It was surprisingly difficult to leave town today. My plan was to leave directly from work mid-afternoon in time to arrive at the conference center on Petitjean Mountain before the students arrived on their chartered buses.
Yet after my class ended at 1 pm and all the e-mails were answered, I kept stalling. Part of the reason was that my unit had just been hit with another budget-shattering mortar shell, just when we thought the enemy was surely out of rounds and no more buildings remained upright to be demolished. I heard about it from the staff, and I was in no hurry to come face to face with my boss who'd just climbed out of his debilitating depression from the last crippling blow. Part of it was that I was leaving my kids behind, stretching the bonds of family another fifty miles when they were already pulled taut from Noel's flight out of the country.
And part of it was that it felt just a bit pointless to be driving out of town for the night, only to return less than twenty-four hours later, then to do it all again after a brief three-hour sojourn in the city where I live. I have responsibilities up here -- it would seriously inconvenience my colleagues if I didn't show up for tomorrow morning's session -- but all the back and forth wasn't something I could relish, given the stressors mentioned in the previous paragraph.
But I have to admit that something in me wanted to escape. Not the kids, not the grandparents, not the basement-dwelling morale in my office, but just in general. I've always both feared and been exhilerated by driving alone. It's a potent symbol of freedom that I'm both drawn to and profoundly spooked by. Out on the highway, listening to Fountains of Wayne and rolling farther from home and closer to some distant destination, I usually have to face with some greater degree of honesty what my conflicted feelings mean. I didn't want to leave, but I knew that I had wanted to leave, had been looking forward to leaving, all week. What does it mean to be caught between that yearning for flight and some combination of safety and responsibility?

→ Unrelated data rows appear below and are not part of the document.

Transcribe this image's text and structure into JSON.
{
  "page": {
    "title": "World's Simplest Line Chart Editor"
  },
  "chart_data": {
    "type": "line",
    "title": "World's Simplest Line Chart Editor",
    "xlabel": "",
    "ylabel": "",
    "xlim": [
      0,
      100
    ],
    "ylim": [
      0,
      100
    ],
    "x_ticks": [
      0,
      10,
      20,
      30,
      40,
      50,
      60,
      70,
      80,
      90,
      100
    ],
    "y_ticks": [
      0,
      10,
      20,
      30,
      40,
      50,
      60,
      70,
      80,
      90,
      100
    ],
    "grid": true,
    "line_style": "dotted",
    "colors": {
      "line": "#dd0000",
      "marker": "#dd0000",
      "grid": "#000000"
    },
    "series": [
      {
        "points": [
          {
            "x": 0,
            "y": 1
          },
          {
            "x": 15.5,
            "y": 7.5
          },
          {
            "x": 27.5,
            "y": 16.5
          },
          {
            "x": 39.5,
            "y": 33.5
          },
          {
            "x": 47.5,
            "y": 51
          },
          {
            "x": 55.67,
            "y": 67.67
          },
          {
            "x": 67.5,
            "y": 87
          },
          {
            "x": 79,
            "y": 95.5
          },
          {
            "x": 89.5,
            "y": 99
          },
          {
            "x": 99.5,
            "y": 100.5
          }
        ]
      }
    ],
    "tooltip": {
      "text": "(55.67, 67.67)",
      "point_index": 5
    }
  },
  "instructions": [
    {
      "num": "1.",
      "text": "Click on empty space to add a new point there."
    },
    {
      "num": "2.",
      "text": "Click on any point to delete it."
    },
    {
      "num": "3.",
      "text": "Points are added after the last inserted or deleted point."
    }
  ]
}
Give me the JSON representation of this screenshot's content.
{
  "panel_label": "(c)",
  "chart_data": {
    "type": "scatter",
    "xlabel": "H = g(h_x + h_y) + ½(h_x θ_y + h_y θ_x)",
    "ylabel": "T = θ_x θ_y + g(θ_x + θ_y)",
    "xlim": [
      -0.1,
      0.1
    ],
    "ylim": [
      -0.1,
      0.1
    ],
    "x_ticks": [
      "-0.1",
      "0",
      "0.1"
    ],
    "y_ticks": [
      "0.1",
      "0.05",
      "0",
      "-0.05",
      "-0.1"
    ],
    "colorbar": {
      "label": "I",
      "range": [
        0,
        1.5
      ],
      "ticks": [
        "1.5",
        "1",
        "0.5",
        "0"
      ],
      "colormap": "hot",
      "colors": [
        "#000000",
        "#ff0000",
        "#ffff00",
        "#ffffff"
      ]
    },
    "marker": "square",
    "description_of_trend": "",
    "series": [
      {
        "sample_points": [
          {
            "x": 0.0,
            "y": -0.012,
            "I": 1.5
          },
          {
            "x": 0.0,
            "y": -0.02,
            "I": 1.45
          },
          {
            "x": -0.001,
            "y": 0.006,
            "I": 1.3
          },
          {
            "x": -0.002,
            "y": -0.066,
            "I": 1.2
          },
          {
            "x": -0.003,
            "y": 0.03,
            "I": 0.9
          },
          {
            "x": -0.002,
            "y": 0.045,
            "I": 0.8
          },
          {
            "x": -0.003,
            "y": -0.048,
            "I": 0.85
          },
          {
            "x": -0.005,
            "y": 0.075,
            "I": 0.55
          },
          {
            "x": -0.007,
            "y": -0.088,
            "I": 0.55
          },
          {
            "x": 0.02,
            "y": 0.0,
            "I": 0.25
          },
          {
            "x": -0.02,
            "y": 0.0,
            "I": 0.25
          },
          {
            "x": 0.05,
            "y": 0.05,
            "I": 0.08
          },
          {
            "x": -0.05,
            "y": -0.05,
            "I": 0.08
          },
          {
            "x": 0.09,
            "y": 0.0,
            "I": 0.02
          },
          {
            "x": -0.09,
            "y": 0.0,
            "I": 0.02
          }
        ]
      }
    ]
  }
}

Once I arrived and the students began pouring in, I became giddy with the energy of it all. Once I sat and talked with my boss and his wife, venting our frustrations and trying out existential responses to the increasing intolerability of our position, I was glad that I didn't have to bear those burdens alone -- that there is some solidarity even in our marginal state. Tomorrow will be too busy to think much, except in those couple of hours of driving, betwixt and between, feeling with gut-level urgency what I am approaching and on what I have turned my back.